July ICE NY cocoa (CCN26) closed up +29 points (+0.77%), and July ICE London cocoa #7 (CAN26) closed up +10 points (+0.45%) on Friday.
Cocoa prices rebounded from 2.5-week lows as short covering gained momentum ahead of the long holiday weekend, when markets in the US and UK will be closed on Monday.
Since reaching 3.75-month highs the previous Monday, cocoa prices had retreated to 2.5-week lows amid expectations of ample supply. The Ivory Coast increased its cocoa delivery estimate for the 2025/26 season to 2.2 million metric tons, up from the prior projection of 1.8-1.9 million metric tons, citing favorable weather conditions.
Increased cocoa supplies from the Ivory Coast are bearish for prices. Cumulative data from the Ivory Coast showed farmers shipped 1.61 million metric tons of cocoa to ports in the current marketing year (October 1, 2025, through May 17, 2026), representing a 1.9% increase from the same period a year earlier.
Additionally, ICE cocoa inventories rose to a 1.75-year high of 2,704,116 bags on Friday, signaling further supply pressure.
Prices had surged to 3.75-month highs the previous Monday amid concerns that the developing El Niño weather pattern could bring warmer, drier conditions to West Africa, potentially impacting cocoa production. The US National Oceanic and Atmospheric Administration (NOAA) estimates an 82% probability of El Niño conditions emerging between May and July and persisting through year-end, with a 67% chance of a “Super El Niño.”
Cocoa prices also find support from early surveys indicating below-average cherelle formation on West African cocoa trees, suggesting a weak outlook for the main cocoa harvest beginning in October.
Steady consumer demand for chocolate provides upward support for cocoa prices. Recent earnings from Hershey and Mondelez International exceeded expectations, indicating resilient chocolate demand despite high prices. However, Circana reported that chocolate candy sales in North America declined 1.3% in the 13 weeks ending March 22 compared to the same period a year ago.
The prospect of a smaller global surplus is also bullish for cocoa. On April 29, StoneX reduced its 2026/27 global cocoa surplus estimate to 149,000 metric tons from a previous forecast of 267,000 metric tons, citing El Niño-related production risks in West Africa. The firm also lowered its 2025/26 surplus forecast to 247,000 metric tons from 287,000 metric tons.
The ongoing closure of the Strait of Hormuz continues to disrupt global supply chains, supporting cocoa prices by reducing fertilizer availability, increasing shipping rates, insurance costs, and fuel prices, thereby raising importer costs.
Weak global cocoa demand pressures prices downward. The National Confectioners Association reported that North American Q1 cocoa grindings fell 3.8% year-over-year to 106,087 metric tons.

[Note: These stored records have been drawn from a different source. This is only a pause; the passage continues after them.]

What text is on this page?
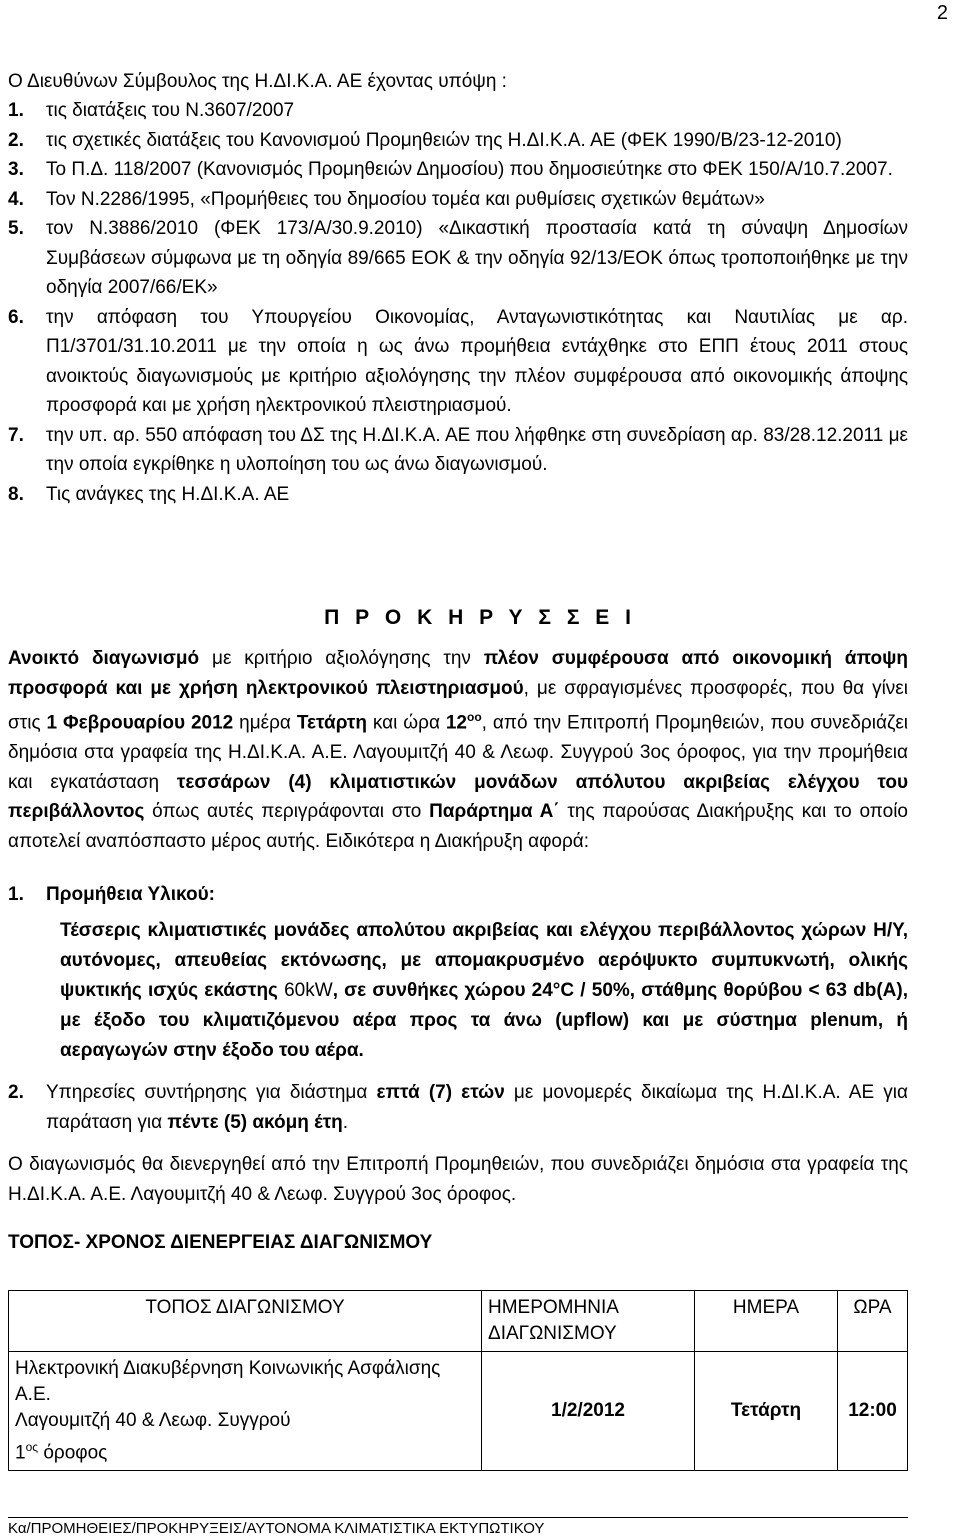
2
Ο Διευθύνων Σύμβουλος της Η.ΔΙ.Κ.Α. ΑΕ έχοντας υπόψη :
1.	τις διατάξεις του Ν.3607/2007
2.	τις σχετικές διατάξεις του Κανονισμού Προμηθειών της Η.ΔΙ.Κ.Α. ΑΕ (ΦΕΚ 1990/Β/23-12-2010)
3.	Το Π.Δ. 118/2007 (Κανονισμός Προμηθειών Δημοσίου) που δημοσιεύτηκε στο ΦΕΚ 150/Α/10.7.2007.
4.	Τον Ν.2286/1995, «Προμήθειες του δημοσίου τομέα και ρυθμίσεις σχετικών θεμάτων»
5.	τον Ν.3886/2010 (ΦΕΚ 173/Α/30.9.2010) «Δικαστική προστασία κατά τη σύναψη Δημοσίων Συμβάσεων σύμφωνα με τη οδηγία 89/665 ΕΟΚ & την οδηγία 92/13/ΕΟΚ όπως τροποποιήθηκε με την οδηγία 2007/66/ΕΚ»
6.	την απόφαση του Υπουργείου Οικονομίας, Ανταγωνιστικότητας και Ναυτιλίας με αρ. Π1/3701/31.10.2011 με την οποία η ως άνω προμήθεια εντάχθηκε στο ΕΠΠ έτους 2011 στους ανοικτούς διαγωνισμούς με κριτήριο αξιολόγησης την πλέον συμφέρουσα από οικονομικής άποψης προσφορά και με χρήση ηλεκτρονικού πλειστηριασμού.
7.	την υπ. αρ. 550 απόφαση του ΔΣ της Η.ΔΙ.Κ.Α. ΑΕ που λήφθηκε στη συνεδρίαση αρ. 83/28.12.2011 με την οποία εγκρίθηκε η υλοποίηση του ως άνω διαγωνισμού.
8.	Τις ανάγκες της Η.ΔΙ.Κ.Α. ΑΕ
Π Ρ Ο Κ Η Ρ Υ Σ Σ Ε Ι
Ανοικτό διαγωνισμό με κριτήριο αξιολόγησης την πλέον συμφέρουσα από οικονομική άποψη προσφορά και με χρήση ηλεκτρονικού πλειστηριασμού, με σφραγισμένες προσφορές, που θα γίνει στις 1 Φεβρουαρίου 2012 ημέρα Τετάρτη και ώρα $12^{oo}$, από την Επιτροπή Προμηθειών, που συνεδριάζει δημόσια στα γραφεία της Η.ΔΙ.Κ.Α. Α.Ε. Λαγουμιτζή 40 & Λεωφ. Συγγρού 3ος όροφος, για την προμήθεια και εγκατάσταση τεσσάρων (4) κλιματιστικών μονάδων απόλυτου ακριβείας ελέγχου του περιβάλλοντος όπως αυτές περιγράφονται στο Παράρτημα Α΄ της παρούσας Διακήρυξης και το οποίο αποτελεί αναπόσπαστο μέρος αυτής. Ειδικότερα η Διακήρυξη αφορά:
1.	Προμήθεια Υλικού:
Τέσσερις κλιματιστικές μονάδες απολύτου ακριβείας και ελέγχου περιβάλλοντος χώρων Η/Υ, αυτόνομες, απευθείας εκτόνωσης, με απομακρυσμένο αερόψυκτο συμπυκνωτή, ολικής ψυκτικής ισχύς εκάστης 60kW, σε συνθήκες χώρου 24°C / 50%, στάθμης θορύβου < 63 db(A), με έξοδο του κλιματιζόμενου αέρα προς τα άνω (upflow) και με σύστημα plenum, ή αεραγωγών στην έξοδο του αέρα.
2.	Υπηρεσίες συντήρησης για διάστημα επτά (7) ετών με μονομερές δικαίωμα της Η.ΔΙ.Κ.Α. ΑΕ για παράταση για πέντε (5) ακόμη έτη.
Ο διαγωνισμός θα διενεργηθεί από την Επιτροπή Προμηθειών, που συνεδριάζει δημόσια στα γραφεία της Η.ΔΙ.Κ.Α. Α.Ε. Λαγουμιτζή 40 & Λεωφ. Συγγρού 3ος όροφος.
ΤΟΠΟΣ- ΧΡΟΝΟΣ ΔΙΕΝΕΡΓΕΙΑΣ ΔΙΑΓΩΝΙΣΜΟΥ
ΤΟΠΟΣ ΔΙΑΓΩΝΙΣΜΟΥ	ΗΜΕΡΟΜΗΝΙΑ ΔΙΑΓΩΝΙΣΜΟΥ	ΗΜΕΡΑ	ΩΡΑ

Ηλεκτρονική Διακυβέρνηση Κοινωνικής Ασφάλισης Α.Ε.
Λαγουμιτζή 40 & Λεωφ. Συγγρού
$1^{o\varsigma}$ όροφος	1/2/2012	Τετάρτη	12:00
Κα/ΠΡΟΜΗΘΕΙΕΣ/ΠΡΟΚΗΡΥΞΕΙΣ/ΑΥΤΟΝΟΜΑ ΚΛΙΜΑΤΙΣΤΙΚΑ ΕΚΤΥΠΩΤΙΚΟΥ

The European Cocoa Association noted Q1 European cocoa grindings declined 7.8% year-over-year to 325,895 metric tons—a larger drop than the expected 6% decline and the lowest Q1 level in 17 years. Conversely, the Cocoa Association of Asia reported an unexpected 5.2% year-over-year increase in Q1 Asian cocoa grindings to 223,503 metric tons, exceeding expectations of a 6.7% decline.
Smaller cocoa supplies from Nigeria, the world’s fifth-largest producer, provide support. Nigerian cocoa exports in March declined 35% year-over-year to 18,052 metric tons. Nigeria’s Cocoa Association projects a 11% year-over-year decline in production to 305,000 metric tons for the 2025/26 season.
Insufficient rainfall in West Africa has exacerbated drought concerns, with over half of the Ivory Coast and roughly two-thirds of Ghana experiencing drought conditions as of March 29, according to the African Flood and Drought Monitor.
In April, Ghana cut the official price paid to cocoa farmers by nearly 30% for the 2025/26 season, while the Ivory Coast announced a 57% reduction for the mid-crop harvest. Both countries produce more than half of the world’s cocoa.
On the bullish side, the Ivory Coast forecasts a 10.8% year-over-year decline in cocoa production to 1.65 million metric tons for 2025/26. Rabobank reduced its 2025/26 global cocoa surplus estimate to 250,000 metric tons on February 10.
As a bearish factor, the International Cocoa Organization (ICCO) raised its 2024/25 global cocoa surplus estimate to 75,000 metric tons on March 2, up from 49,000 metric tons in November—marking the first surplus in four years. ICCO estimated global cocoa production increased 8.4% year-over-year to 4.7 million metric tons for 2024/25.